Governor’s consolidation plan ripped by drug & alcohol advocates

HARRISBURG, Pa. (WHTM) – A huge crowd filled the Capitol’s East Wing Rotunda. Several carried signs “Heroin Kills”. Others wore buttons “Keep DDAP”.

“You’re part of democracy in action. That’s what you are, democracy in action,” rally organizer Deb Beck told the crowd. She represents drug and alcohol service providers in Pennsylvania.

The assembled throng was one face of democracy.

A father with a photo of his son was another.

“Sage Anthony Capozzi,” the man said with a shaky voice while holding high the framed picture of a smiling high school graduate. “Twenty years old. I buried him March 5, 2012.”

Many in the crowd have personally battled addiction or know someone battling addiction. They came to the Capitol to battle a consolidation plan that would eliminate the stand-alone Department of Drug and Alcohol Programs and roll it into a much-larger Department of Health and Human Services.

State Rep. Eugene DiGirolamo (R-Bucks) fought to create DDAP in 2010 to enhance services for addiction and recovery services. He doesn’t want to see its demise.

“What’s our message to the administration?” DiGirolamo shouted to the crowd and then he answered even louder. “Hell no, we won’t go. Hell no, we won’t go. Hell no, we won’t go.”

Gary Tennis was DDAP’s first secretary. He held the post for five years but was fired in late 2016 for refusing to accept Governor Tom Wolf’s consolidation plan. Tennis says DDAP’s too important to diminish. He gave several examples of its power including the push to put Narcan in the hands of police officers across the commonwealth. He says that’s saved the lives of 3,000 Pennsylvanians and counting.

“If you don’t have this department, those people are dead,” Tennis said forcefully. “This is a life and death matter.”

Wolf has been a champion for Narcan and addiction services. He insists recovery programs and addiction counseling will not be harmed under his consolidation plan. The secretaries of the affected agencies all agreed at a recent public hearing in the Senate.

“We can serve the consumer better. We can make it easier for providers to concentrate on providing those services. And we can save money,” Human Services Secretary Ted Dallas said.

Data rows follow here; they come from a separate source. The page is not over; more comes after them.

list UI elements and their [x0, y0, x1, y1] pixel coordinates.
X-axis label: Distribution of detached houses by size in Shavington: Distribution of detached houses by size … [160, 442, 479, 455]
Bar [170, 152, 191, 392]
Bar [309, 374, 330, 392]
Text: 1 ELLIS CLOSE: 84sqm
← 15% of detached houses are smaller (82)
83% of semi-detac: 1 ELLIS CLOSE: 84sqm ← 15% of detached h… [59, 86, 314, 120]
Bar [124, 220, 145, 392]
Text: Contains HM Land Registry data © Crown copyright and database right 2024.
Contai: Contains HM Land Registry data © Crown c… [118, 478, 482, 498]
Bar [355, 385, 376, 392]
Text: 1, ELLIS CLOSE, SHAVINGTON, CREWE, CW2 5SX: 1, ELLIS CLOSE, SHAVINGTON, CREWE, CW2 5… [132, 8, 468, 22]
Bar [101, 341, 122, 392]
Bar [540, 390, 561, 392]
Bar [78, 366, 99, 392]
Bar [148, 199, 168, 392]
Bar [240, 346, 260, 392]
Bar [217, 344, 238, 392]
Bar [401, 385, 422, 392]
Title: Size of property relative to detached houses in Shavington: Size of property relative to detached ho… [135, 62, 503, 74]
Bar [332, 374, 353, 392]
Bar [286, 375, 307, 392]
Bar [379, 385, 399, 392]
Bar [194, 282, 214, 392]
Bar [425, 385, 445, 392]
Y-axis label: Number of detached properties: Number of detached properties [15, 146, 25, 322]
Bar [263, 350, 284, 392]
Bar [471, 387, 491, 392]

Pennsylvania is facing a $3 billion budget deficit. The Republican-dominated legislature has no stomach for tax increases, so consolidation is one of the few financial paths forward for the governor. It makes sense and saves cents. But many at the rally don’t care.

“What’s more important, money or life?” asked Lisa Hoffman, a drug counselor from Somerset County who made the trek to Harrisburg. “Ultimately, you cannot put a price on that.”

In a democracy, not everyone gets their way, but on Wednesday in the Rotunda, everyone got their say.

“This doesn’t stop today,” Rep. Aaron Kaufer (R-Luzerne) said. “It starts today, and they don’t know who they’re messing with.”

The governor cannot unilaterally force the consolidation. It requires legislative approval and will, no doubt, be lumped into the upcoming budget fight.